Reflections from 2007
The beginning if a new year is a common time to look back over the past 12 months to evaluate what you did, where you went, and where you are going. Without boring you to death, I thought I'd share a few things I learned and a few things I hope to do better in the coming year.
1. If you aren't growing, move
I had become stagnant in my previous job and had known for a while it was holding me back professionally, but it is hard to leave a secure job. However, last spring it become very clear to me, I was going to continue to get frustrated in my position and this summer found a new opportunity closer to home that I'm happy with. My new job keeps me working full time in the technology that I enjoy and has cut down on my frustration 10 fold. I feel less stressed and I'm becoming a better developer every day.
2. Don't be afraid to share
For years, I kept thinking that I should get involved helping with an open source project. I thought about many projects at many times, but was always a bit timid to dig in and submit patches and new features. It was easiest to keep on the fringe and do nothing. Early this year however, I decided to stop procrastinating and do something. I ran across the BlogEngine.NET project very early in its life cycle and offer to do whatever was needed to help. It has been a wild ride that has been a great. I've met a ton of nice people, learned quite a bit, and have a something I'm excited to be a part of. I only wish I had done something like this sooner.
3. I can't learn everything about everything
I spend a lot of time every week reading, studying, and trying new technologies. It seems the more time I put in the less I know. In years past, I tried unsuccessfully to read and learn a little about anything and everything. In the past I've kept a huge reading list I would never get through a feel a bit lame about not having learned some of this stuff. This year, I just learned to let go of some things. I still like to get a general idea of most of the major topics in my development world, but I've focused my studying on smaller areas and going deeper. No guilt, no stress, and better learning.
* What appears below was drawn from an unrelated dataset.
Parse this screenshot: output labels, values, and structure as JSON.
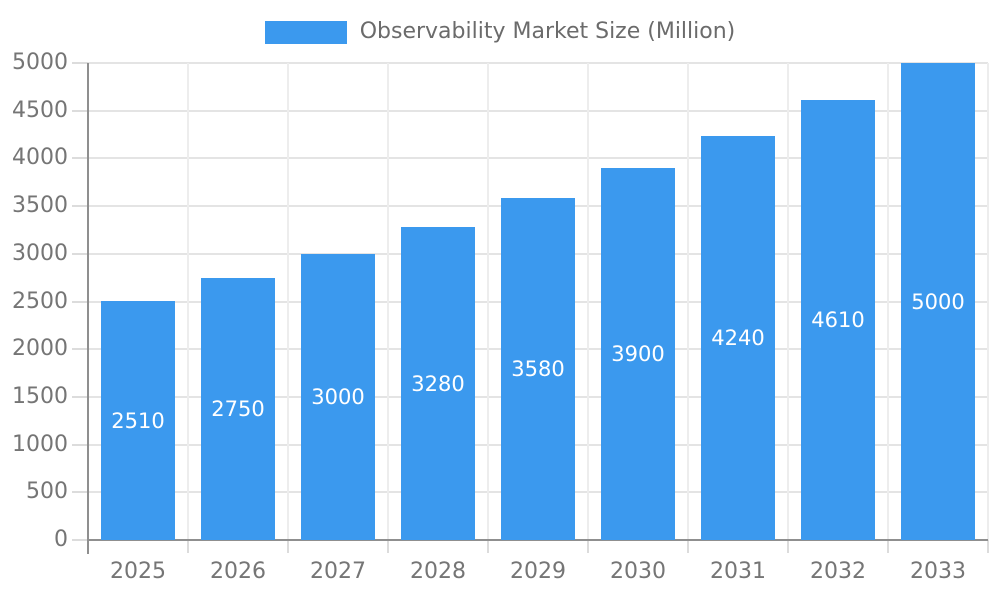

1. Get more active in the developer community
I see this as an extension of my open source lesson from 2007. I can only see advantages of getting more active, learning to know new people, sharing ideas, and working together. I guess we'll see how I do this, but I think it will be a combination of live events, participation on community sites, and blogging. I'm already registered for the January Philly Code Camp and Mix 08. If you're going to either of these, introduce yourself.
2. Prioritize my time better
This will be a daily challenge for me. I think I made some good strides in this area in the past year, but I want more. I know my priorities in life. However, it is easy to get off track and waste time on something that I really don't need, care about, or even enjoy. I've already started to plan better over the past few weeks and hope to continue to do so. I need to come up with better ways to take advantage of small pockets of time that I come across as well.
3. Reach outside
Sometimes you just need to add something different in the mix to see how it works. I've started to read a few blogs that our outside of the development areas I work in. I hope to find a few more gems over the coming year. I don't want to study these things in depth, but just get a little insight into what others are learning, enjoying, and interested in.